Here again, that the new ObamaCare would reduce the deficit after increasing the number of recipients by 32 million is nonsense. Where is the common sense? Adding 32 million more people to the government roles will save money on health care and not cause deficits to rise every year is like saying 'every new government program that has ever been created in the past has saved us money'.
There has never been a government program that has saved money. History has proved this. Why would anyone want to believe that another entitlement that is even bigger than Social Security not cost us our very souls!
Health Care Repeal Won't Add to the Deficit
Source: Douglas Holtz-Eakin, Joseph Antos and James C. Capretta, "Health Care Repeal Won't Add to the Deficit," Wall Street Journal, January 19, 2011.
The Congressional Budget Office (CBO) says repealing the Affordable Care Act (ACA) would increase the deficit by $230 billion over the coming decade and by a modest amount in the decade after that.
A close examination of the CBO's work and other evidence leads to the exact opposite conclusion, according to Douglas Holtz-Eakin, former director of the CBO, Joseph Antos, former assistant director at the CBO and James C. Capretta, former associate director at the Office of Management and Budget.

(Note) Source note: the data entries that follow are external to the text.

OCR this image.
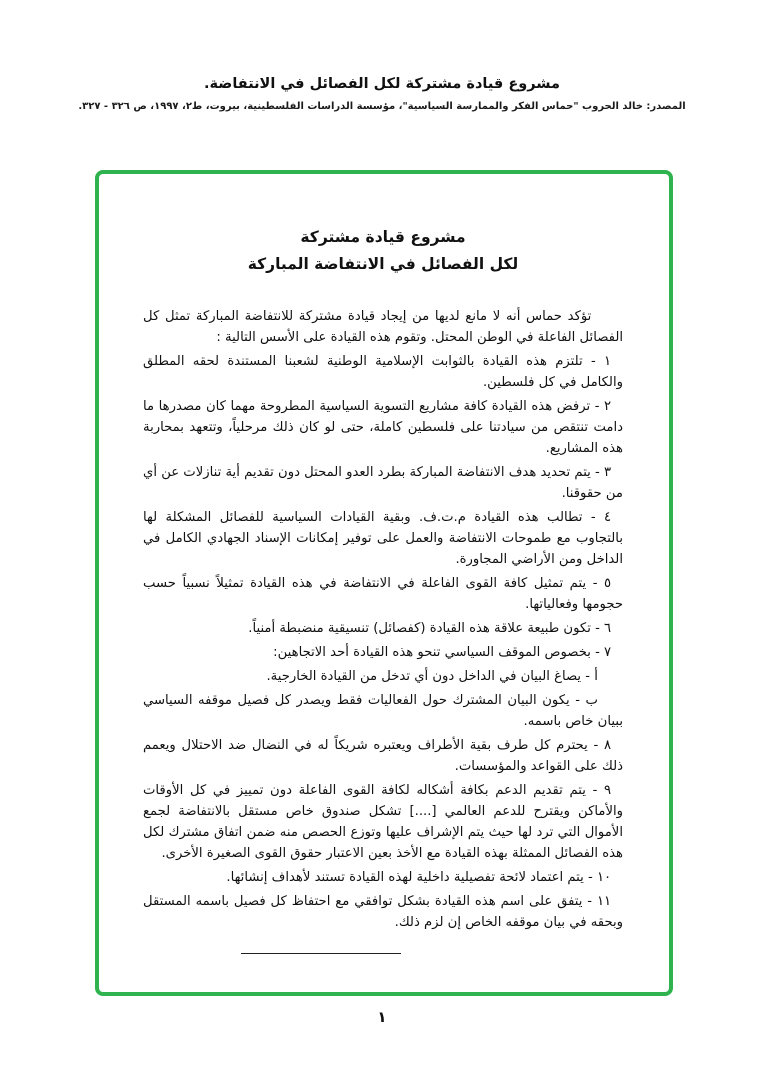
مشروع قيادة مشتركة لكل الفصائل في الانتفاضة.
المصدر: خالد الحروب "حماس الفكر والممارسة السياسية"، مؤسسة الدراسات الفلسطينية، بيروت، ط٢، ١٩٩٧، ص ٣٢٦ - ٣٢٧.
مشروع قيادة مشتركة
لكل الفصائل في الانتفاضة المباركة

تؤكد حماس أنه لا مانع لديها من إيجاد قيادة مشتركة للانتفاضة المباركة تمثل كل الفصائل الفاعلة في الوطن المحتل. وتقوم هذه القيادة على الأسس التالية :

١ - تلتزم هذه القيادة بالثوابت الإسلامية الوطنية لشعبنا المستندة لحقه المطلق والكامل في كل فلسطين.

٢ - ترفض هذه القيادة كافة مشاريع التسوية السياسية المطروحة مهما كان مصدرها ما دامت تنتقص من سيادتنا على فلسطين كاملة، حتى لو كان ذلك مرحلياً، وتتعهد بمحاربة هذه المشاريع.

٣ - يتم تحديد هدف الانتفاضة المباركة بطرد العدو المحتل دون تقديم أية تنازلات عن أي من حقوقنا.

٤ - تطالب هذه القيادة م.ت.ف. وبقية القيادات السياسية للفصائل المشكلة لها بالتجاوب مع طموحات الانتفاضة والعمل على توفير إمكانات الإسناد الجهادي الكامل في الداخل ومن الأراضي المجاورة.

٥ - يتم تمثيل كافة القوى الفاعلة في الانتفاضة في هذه القيادة تمثيلاً نسبياً حسب حجومها وفعالياتها.

٦ - تكون طبيعة علاقة هذه القيادة (كفصائل) تنسيقية منضبطة أمنياً.

٧ - بخصوص الموقف السياسي تنحو هذه القيادة أحد الاتجاهين:

أ - يصاغ البيان في الداخل دون أي تدخل من القيادة الخارجية.

ب - يكون البيان المشترك حول الفعاليات فقط ويصدر كل فصيل موقفه السياسي ببيان خاص باسمه.

٨ - يحترم كل طرف بقية الأطراف ويعتبره شريكاً له في النضال ضد الاحتلال ويعمم ذلك على القواعد والمؤسسات.

٩ - يتم تقديم الدعم بكافة أشكاله لكافة القوى الفاعلة دون تمييز في كل الأوقات والأماكن ويقترح للدعم العالمي [....] تشكل صندوق خاص مستقل بالانتفاضة لجمع الأموال التي ترد لها حيث يتم الإشراف عليها وتوزع الحصص منه ضمن اتفاق مشترك لكل هذه الفصائل الممثلة بهذه القيادة مع الأخذ بعين الاعتبار حقوق القوى الصغيرة الأخرى.

١٠ - يتم اعتماد لائحة تفصيلية داخلية لهذه القيادة تستند لأهداف إنشائها.

١١ - يتفق على اسم هذه القيادة بشكل توافقي مع احتفاظ كل فصيل باسمه المستقل وبحقه في بيان موقفه الخاص إن لزم ذلك.

١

If the CBO is right, 32 million people will be added to the health entitlement rolls at a cost of $938 billion through 2019, and growing faster than the economy or revenues thereafter. How, then, does the ACA magically convert $1 trillion in new spending into painless deficit reduction?
Through budget gimmicks, deceptive accounting and implausible assumptions.
For starters, $1 trillion is a low-ball estimate, covering only six -- not 10 -- years of subsidies that do not begin until 2014.
Over 10 years of full implementation, it's more like $2.3 trillion.
The deepest spending cuts in the ACA are in Medicare. No doubt Medicare needs real reform, but the ACA's cuts are illusory. Medicare's payments to health care providers would fall below those of Medicaid. The network of hospitals and physicians willing to care for Medicaid patients is notoriously constrained, say Holtz-Eakin, Antos and Capretta.
About 15 percent of the nation's hospitals would have to stop seeing Medicare patients in just a few years to stem their losses. What's worse, ACA's advocates are double-counting this fictional savings, claiming it can pay both for the ACA's entitlements and Medicare solvency too.
The truth is, these cuts cannot be relied upon to pay for anything.
So, even if the CBO's analysis were flawless, the authors of the ACA guaranteed a misleading bottom line. Their legislative prescriptions were written to create deficit reduction only on paper -- not in reality.